Arguments - Aster Analytics

Teradata Aster Analytics Foundation User Guide

Product
Aster Analytics
Release Number
6.21
Published
November 2016
Language
English (United States)
Last Update
2018-04-14
dita:mapPath
kiu1466024880662.ditamap
dita:ditavalPath
AA-notempfilter_pdf_output.ditaval
dita:id
B700-1021
lifecycle
previous
Product Category
Software
Argument Category Definition
InputTable Required Specifies the name of the table that contains the input sequences. Each row is one item in a sequence. If input_table does not include a schema, the function searches for it in the user’s search path. The function ignores rows that contain any NULL values.
OutputTable Required Specifies the name of the table where the function outputs the subsequences.
PartitionColumns Required Specifies the names of the columns that comprise the partition key of the input sequences.
TimeColumn Optional* Specifies the name of the input table column that determines the order of items in a sequence. Items in the same sequence that have the same time stamp belong to the same set.

*Required when ItemColumn or ItemDefinition is specified.

PathFilters Optional Specifies the filters to use on the input table sequences. Only input table sequences that satisfy all constraints of at least one filter are input to the function.

Each filter has one or more constraints, which are separated by spaces. Each constraint has this syntax:

constraint (item [symbol ...])

By default, symbol is comma (,). If you specify symbol, it applies to all filters. The constraint is one of the following:

  • STW (start-with_constraint)

    The first item set of the sequence must contain at least one item. For example, STW(c,d) requires the first item set of the sequence to contain c or d. Sequence “(a, c), e, (f, d)” meets this constraint because the first item set, (a,c), contains c.

  • EDW (end-with_constraint)

    The last item set of the sequence must contain at least one item. For example, EDW(f,g) requires the last item set of the sequence to contain f or g. Sequence “(a, b), e, (f, d)” meets this constraint because the last item set, (f,d), contains f.

  • CTN (containing_constraint)

    The sequence must contain at least one item. For example, CTN(a,b) requires the sequence to contain a or b. The sequence “(a,c), d, (e,f)” meets this constraint but the sequence “d, (e,f)” does not.

Constraints in the same filter must be different. For example:

  • Valid: 'STW(c,d) EDW(g,k) CTN(e)'
  • Invalid: 'STW(c,d) STW(e,h)'

This argument specifies a separator and uses it in two filters:

PathFilters('Separator(#)', 'STW(c#d) EDW(g#k) CTN(e)', 'CTN(h#k)')

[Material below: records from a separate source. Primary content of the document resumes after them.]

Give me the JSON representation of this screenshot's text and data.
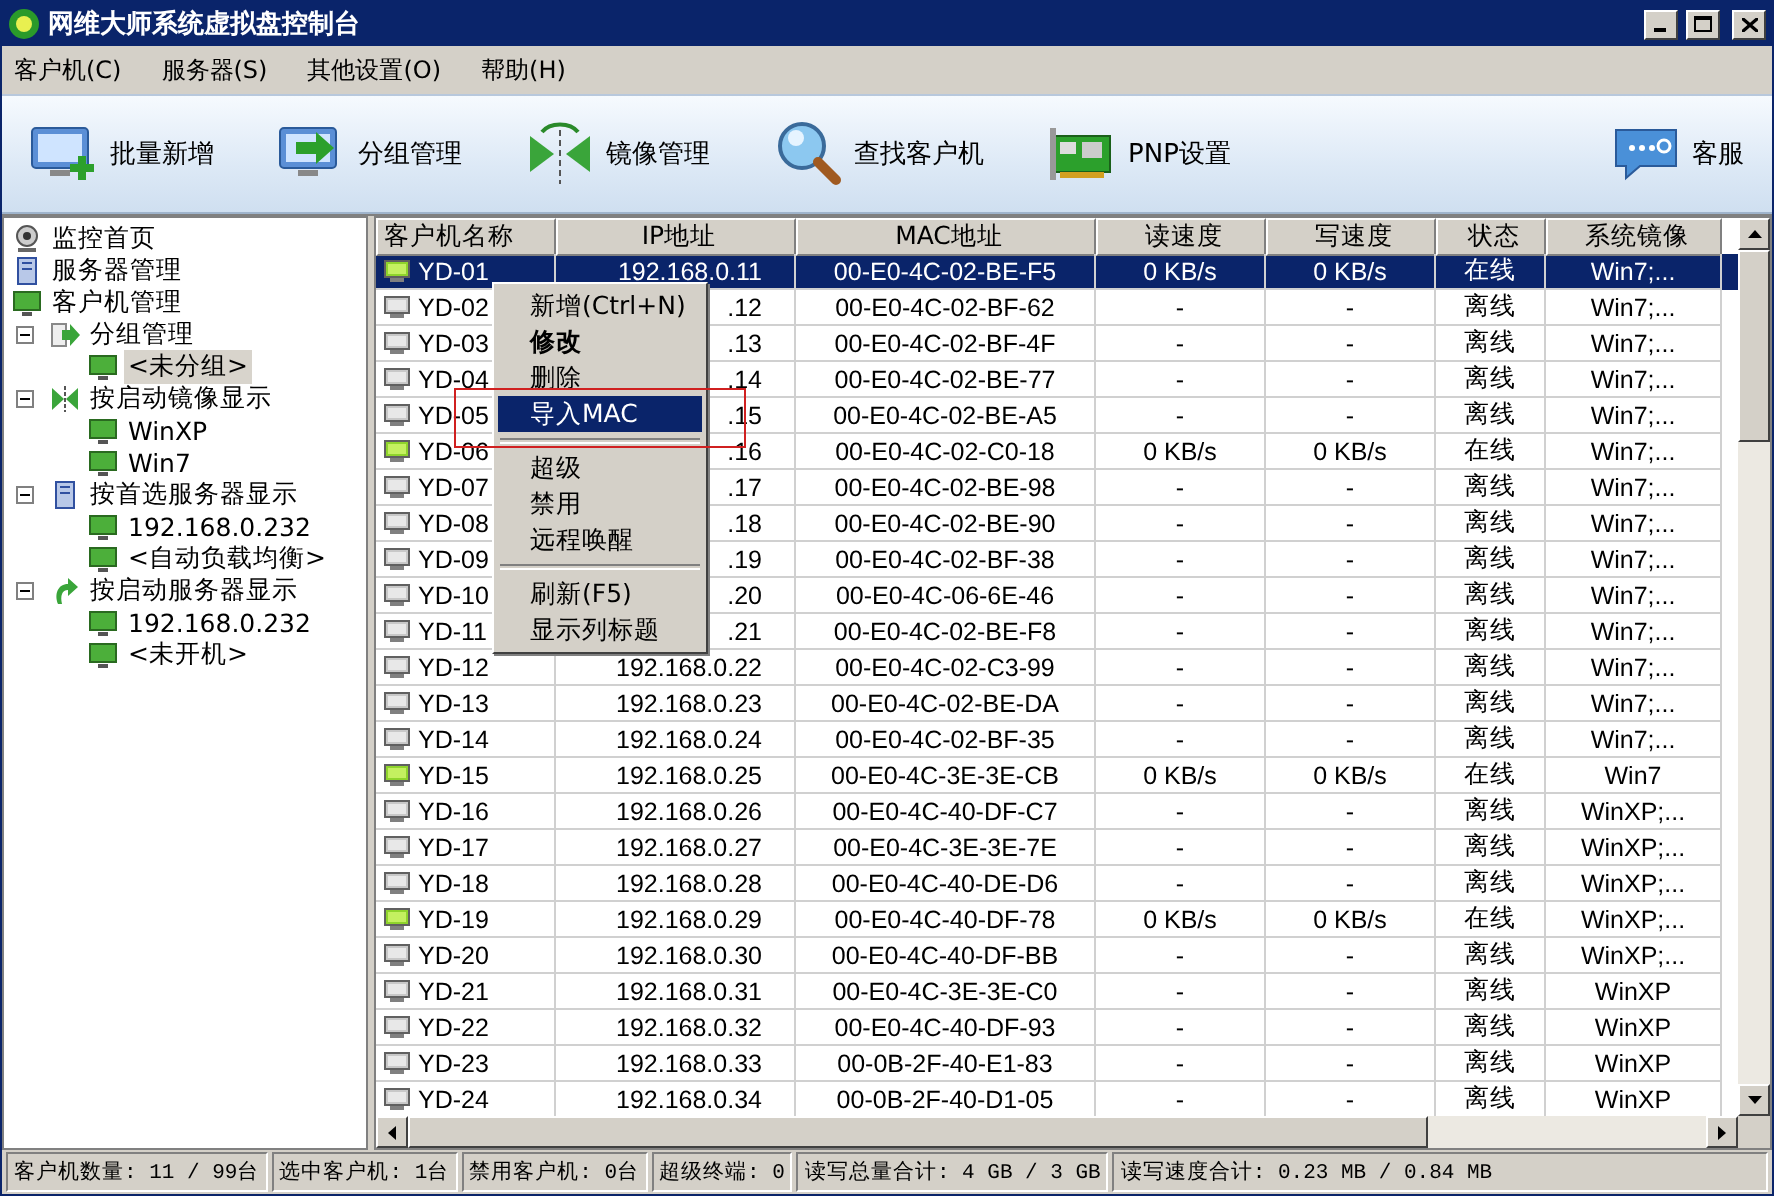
{
  "window": {
    "title": "网维大师系统虚拟盘控制台"
  },
  "menu": [
    "客户机(C)",
    "服务器(S)",
    "其他设置(O)",
    "帮助(H)"
  ],
  "toolbar": [
    {
      "label": "批量新增",
      "kind": "add"
    },
    {
      "label": "分组管理",
      "kind": "group"
    },
    {
      "label": "镜像管理",
      "kind": "mirror"
    },
    {
      "label": "查找客户机",
      "kind": "search"
    },
    {
      "label": "PNP设置",
      "kind": "card"
    },
    {
      "label": "客服",
      "kind": "chat"
    }
  ],
  "tree": [
    {
      "label": "监控首页",
      "kind": "camera",
      "selected": false
    },
    {
      "label": "服务器管理",
      "kind": "server",
      "selected": false
    },
    {
      "label": "客户机管理",
      "kind": "monitor",
      "selected": false,
      "children": [
        {
          "label": "分组管理",
          "kind": "group",
          "expanded": true,
          "selected": false,
          "children": [
            {
              "label": "<未分组>",
              "kind": "monitor",
              "selected": true
            }
          ]
        },
        {
          "label": "按启动镜像显示",
          "kind": "mirror",
          "expanded": true,
          "selected": false,
          "children": [
            {
              "label": "WinXP",
              "kind": "monitor",
              "selected": false
            },
            {
              "label": "Win7",
              "kind": "monitor",
              "selected": false
            }
          ]
        },
        {
          "label": "按首选服务器显示",
          "kind": "server",
          "expanded": true,
          "selected": false,
          "children": [
            {
              "label": "192.168.0.232",
              "kind": "monitor",
              "selected": false
            },
            {
              "label": "<自动负载均衡>",
              "kind": "monitor",
              "selected": false
            }
          ]
        },
        {
          "label": "按启动服务器显示",
          "kind": "boot",
          "expanded": true,
          "selected": false,
          "children": [
            {
              "label": "192.168.0.232",
              "kind": "monitor",
              "selected": false
            },
            {
              "label": "<未开机>",
              "kind": "monitor",
              "selected": false
            }
          ]
        }
      ]
    }
  ],
  "table": {
    "columns": [
      "客户机名称",
      "IP地址",
      "MAC地址",
      "读速度",
      "写速度",
      "状态",
      "系统镜像"
    ],
    "rows": [
      {
        "name": "YD-01",
        "ip": "192.168.0.11",
        "mac": "00-E0-4C-02-BE-F5",
        "read": "0 KB/s",
        "write": "0 KB/s",
        "status": "在线",
        "image": "Win7;...",
        "online": true,
        "selected": true
      },
      {
        "name": "YD-02",
        "ip": ".12",
        "mac": "00-E0-4C-02-BF-62",
        "read": "-",
        "write": "-",
        "status": "离线",
        "image": "Win7;...",
        "online": false,
        "selected": false
      },
      {
        "name": "YD-03",
        "ip": ".13",
        "mac": "00-E0-4C-02-BF-4F",
        "read": "-",
        "write": "-",
        "status": "离线",
        "image": "Win7;...",
        "online": false,
        "selected": false
      },
      {
        "name": "YD-04",
        "ip": ".14",
        "mac": "00-E0-4C-02-BE-77",
        "read": "-",
        "write": "-",
        "status": "离线",
        "image": "Win7;...",
        "online": false,
        "selected": false
      },
      {
        "name": "YD-05",
        "ip": ".15",
        "mac": "00-E0-4C-02-BE-A5",
        "read": "-",
        "write": "-",
        "status": "离线",
        "image": "Win7;...",
        "online": false,
        "selected": false
      },
      {
        "name": "YD-06",
        "ip": ".16",
        "mac": "00-E0-4C-02-C0-18",
        "read": "0 KB/s",
        "write": "0 KB/s",
        "status": "在线",
        "image": "Win7;...",
        "online": true,
        "selected": false
      },
      {
        "name": "YD-07",
        "ip": ".17",
        "mac": "00-E0-4C-02-BE-98",
        "read": "-",
        "write": "-",
        "status": "离线",
        "image": "Win7;...",
        "online": false,
        "selected": false
      },
      {
        "name": "YD-08",
        "ip": ".18",
        "mac": "00-E0-4C-02-BE-90",
        "read": "-",
        "write": "-",
        "status": "离线",
        "image": "Win7;...",
        "online": false,
        "selected": false
      },
      {
        "name": "YD-09",
        "ip": ".19",
        "mac": "00-E0-4C-02-BF-38",
        "read": "-",
        "write": "-",
        "status": "离线",
        "image": "Win7;...",
        "online": false,
        "selected": false
      },
      {
        "name": "YD-10",
        "ip": ".20",
        "mac": "00-E0-4C-06-6E-46",
        "read": "-",
        "write": "-",
        "status": "离线",
        "image": "Win7;...",
        "online": false,
        "selected": false
      },
      {
        "name": "YD-11",
        "ip": ".21",
        "mac": "00-E0-4C-02-BE-F8",
        "read": "-",
        "write": "-",
        "status": "离线",
        "image": "Win7;...",
        "online": false,
        "selected": false
      },
      {
        "name": "YD-12",
        "ip": "192.168.0.22",
        "mac": "00-E0-4C-02-C3-99",
        "read": "-",
        "write": "-",
        "status": "离线",
        "image": "Win7;...",
        "online": false,
        "selected": false
      },
      {
        "name": "YD-13",
        "ip": "192.168.0.23",
        "mac": "00-E0-4C-02-BE-DA",
        "read": "-",
        "write": "-",
        "status": "离线",
        "image": "Win7;...",
        "online": false,
        "selected": false
      },
      {
        "name": "YD-14",
        "ip": "192.168.0.24",
        "mac": "00-E0-4C-02-BF-35",
        "read": "-",
        "write": "-",
        "status": "离线",
        "image": "Win7;...",
        "online": false,
        "selected": false
      },
      {
        "name": "YD-15",
        "ip": "192.168.0.25",
        "mac": "00-E0-4C-3E-3E-CB",
        "read": "0 KB/s",
        "write": "0 KB/s",
        "status": "在线",
        "image": "Win7",
        "online": true,
        "selected": false
      },
      {
        "name": "YD-16",
        "ip": "192.168.0.26",
        "mac": "00-E0-4C-40-DF-C7",
        "read": "-",
        "write": "-",
        "status": "离线",
        "image": "WinXP;...",
        "online": false,
        "selected": false
      },
      {
        "name": "YD-17",
        "ip": "192.168.0.27",
        "mac": "00-E0-4C-3E-3E-7E",
        "read": "-",
        "write": "-",
        "status": "离线",
        "image": "WinXP;...",
        "online": false,
        "selected": false
      },
      {
        "name": "YD-18",
        "ip": "192.168.0.28",
        "mac": "00-E0-4C-40-DE-D6",
        "read": "-",
        "write": "-",
        "status": "离线",
        "image": "WinXP;...",
        "online": false,
        "selected": false
      },
      {
        "name": "YD-19",
        "ip": "192.168.0.29",
        "mac": "00-E0-4C-40-DF-78",
        "read": "0 KB/s",
        "write": "0 KB/s",
        "status": "在线",
        "image": "WinXP;...",
        "online": true,
        "selected": false
      },
      {
        "name": "YD-20",
        "ip": "192.168.0.30",
        "mac": "00-E0-4C-40-DF-BB",
        "read": "-",
        "write": "-",
        "status": "离线",
        "image": "WinXP;...",
        "online": false,
        "selected": false
      },
      {
        "name": "YD-21",
        "ip": "192.168.0.31",
        "mac": "00-E0-4C-3E-3E-C0",
        "read": "-",
        "write": "-",
        "status": "离线",
        "image": "WinXP",
        "online": false,
        "selected": false
      },
      {
        "name": "YD-22",
        "ip": "192.168.0.32",
        "mac": "00-E0-4C-40-DF-93",
        "read": "-",
        "write": "-",
        "status": "离线",
        "image": "WinXP",
        "online": false,
        "selected": false
      },
      {
        "name": "YD-23",
        "ip": "192.168.0.33",
        "mac": "00-0B-2F-40-E1-83",
        "read": "-",
        "write": "-",
        "status": "离线",
        "image": "WinXP",
        "online": false,
        "selected": false
      },
      {
        "name": "YD-24",
        "ip": "192.168.0.34",
        "mac": "00-0B-2F-40-D1-05",
        "read": "-",
        "write": "-",
        "status": "离线",
        "image": "WinXP",
        "online": false,
        "selected": false
      }
    ]
  },
  "context_menu": [
    {
      "kind": "item",
      "label": "新增(Ctrl+N)",
      "bold": false,
      "selected": false
    },
    {
      "kind": "item",
      "label": "修改",
      "bold": true,
      "selected": false
    },
    {
      "kind": "item",
      "label": "删除",
      "bold": false,
      "selected": false
    },
    {
      "kind": "item",
      "label": "导入MAC",
      "bold": false,
      "selected": true
    },
    {
      "kind": "separator"
    },
    {
      "kind": "item",
      "label": "超级",
      "bold": false,
      "selected": false
    },
    {
      "kind": "item",
      "label": "禁用",
      "bold": false,
      "selected": false
    },
    {
      "kind": "item",
      "label": "远程唤醒",
      "bold": false,
      "selected": false
    },
    {
      "kind": "separator"
    },
    {
      "kind": "item",
      "label": "刷新(F5)",
      "bold": false,
      "selected": false
    },
    {
      "kind": "item",
      "label": "显示列标题",
      "bold": false,
      "selected": false
    }
  ],
  "status_bar": [
    "客户机数量: 11 / 99台",
    "选中客户机: 1台",
    "禁用客户机: 0台",
    "超级终端: 0",
    "读写总量合计: 4 GB / 3 GB",
    "读写速度合计: 0.23 MB / 0.84 MB"
  ]
}
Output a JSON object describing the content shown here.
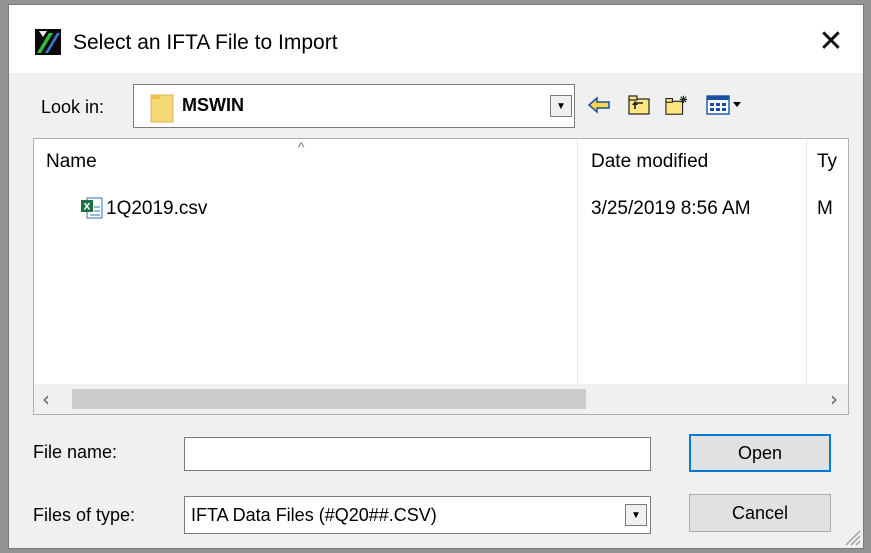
{
  "window": {
    "title": "Select an IFTA File to Import",
    "close_glyph": "✕"
  },
  "lookin": {
    "label": "Look in:",
    "value": "MSWIN"
  },
  "toolbar": {
    "icons": [
      "back-icon",
      "up-folder-icon",
      "new-folder-icon",
      "view-menu-icon"
    ]
  },
  "list": {
    "columns": [
      "Name",
      "Date modified",
      "Ty"
    ],
    "sort_glyph": "^",
    "files": [
      {
        "name": "1Q2019.csv",
        "date": "3/25/2019 8:56 AM",
        "type": "M"
      }
    ]
  },
  "form": {
    "filename_label": "File name:",
    "filename_value": "",
    "filetype_label": "Files of type:",
    "filetype_value": "IFTA Data Files (#Q20##.CSV)"
  },
  "buttons": {
    "open": "Open",
    "cancel": "Cancel"
  },
  "colors": {
    "accent": "#0078d7",
    "folder": "#f8d775",
    "excel_green": "#1d7044"
  }
}
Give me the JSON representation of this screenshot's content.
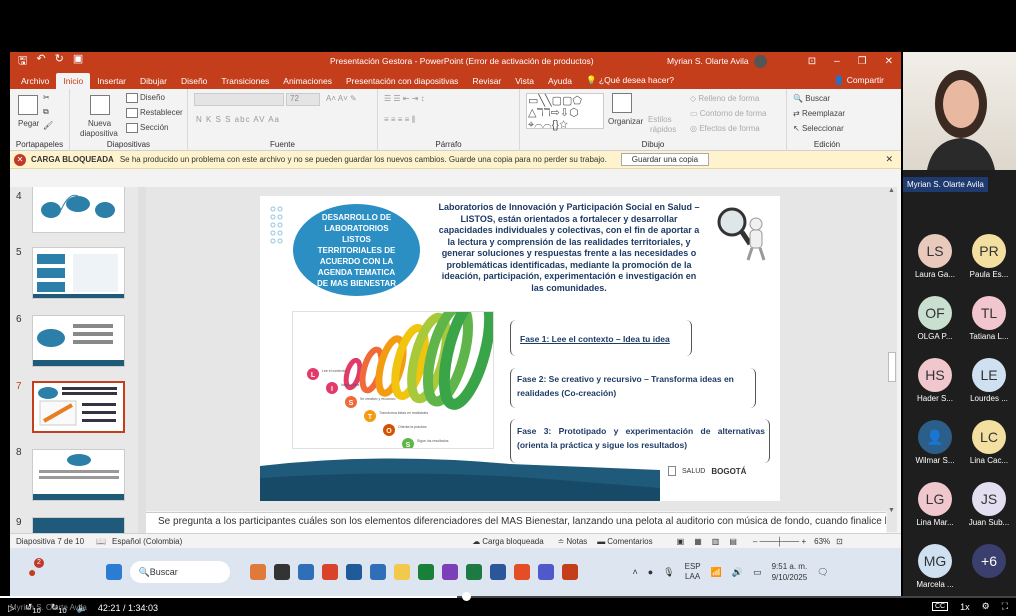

GroupByColumns Optional Specifies the names of the input table columns by which to group the input table sequences. If you specify this argument, then the function operates on each group separately and copies each group_by_column to the output table.
SeqPatternTable Optional Specifies the name of the table where the function outputs sequence-pattern pairs. For example, if a sequence has a partition value of "1" and contains 3 patterns with IDs 2, 9, and 10, then for that sequence the function outputs the sequence-pattern pairs ("1", 2), ("1", 9), and ("1", 10).

If sequence_pattern_table does not include a schema, the function creates it in the first schema in the user’s search path.

If the function finds no sequence-pattern pairs, then it does not create sequence_pattern_table.

ItemColumn Optional* Specifies the names of the input table columns that contain the items.

*Required if you specify neither ItemDefinition nor PathColumn.

ItemDefinition Optional* Specifies the name of the item definition table and the names of its index, definition, and item columns. If item_definition_table does not include a schema, the function searches for it in the schema in the user’s search path.

*Required if you specify neither ItemColumn nor PathColumn.

PathColumn Optional* Specifies the name of the input table column that contains paths in the form of sequence strings. A sequence string has this syntax:
'[item [, ...]]'

In the sequence string syntax, you must type the outer brackets (bold). The sequence strings in this column can be generated by the nPath function.

If you specify this argument, then each item set can have only one item.

* Required if you specify neither ItemColumn nor ItemDefinition.

MinSupport Required Determines the threshold for whether a sequential pattern is frequent. The minimum must be a positive real number.

If minimum is in the range (0,1], then it is a relative threshold: If N is the total number of input sequences, then the threshold is T=N*minimum. For example, if there are 1000 sequences in the input table and minimum is 0.05, then the threshold is 50.

If minimum is in the range (1,+), then it is an absolute threshold: Regardless of N, T=minimum. For example, if minimum is 50, then the threshold is 50, regardless of N.

A pattern is frequent if its support value is at least T.

Because the function outputs only frequent patterns, minimum controls the number of output patterns. If minimum is small, processing time increases exponentially; therefore, Teradata recommends starting the trial with a larger value.—for example, 5% of the total sequence number if you know N and 0.05 otherwise.

If you specify a relative minimum and GroupByColumns, then the function calculates N and T for each group.

If you specify a relative minimum and PathFilters, then N is the number of sequences that meet the constraints of the filters.

MaxLength Optional Specifies the maximum length of the output sequential patterns. The length of a pattern is its number of sets. By default, there is no maximum length.
MinLength Optional Specifies the minimum length of the output sequential patterns. The default value is 1.
ClosedPattern Optional Specifies whether to output only closed patterns. The default value is 'false'.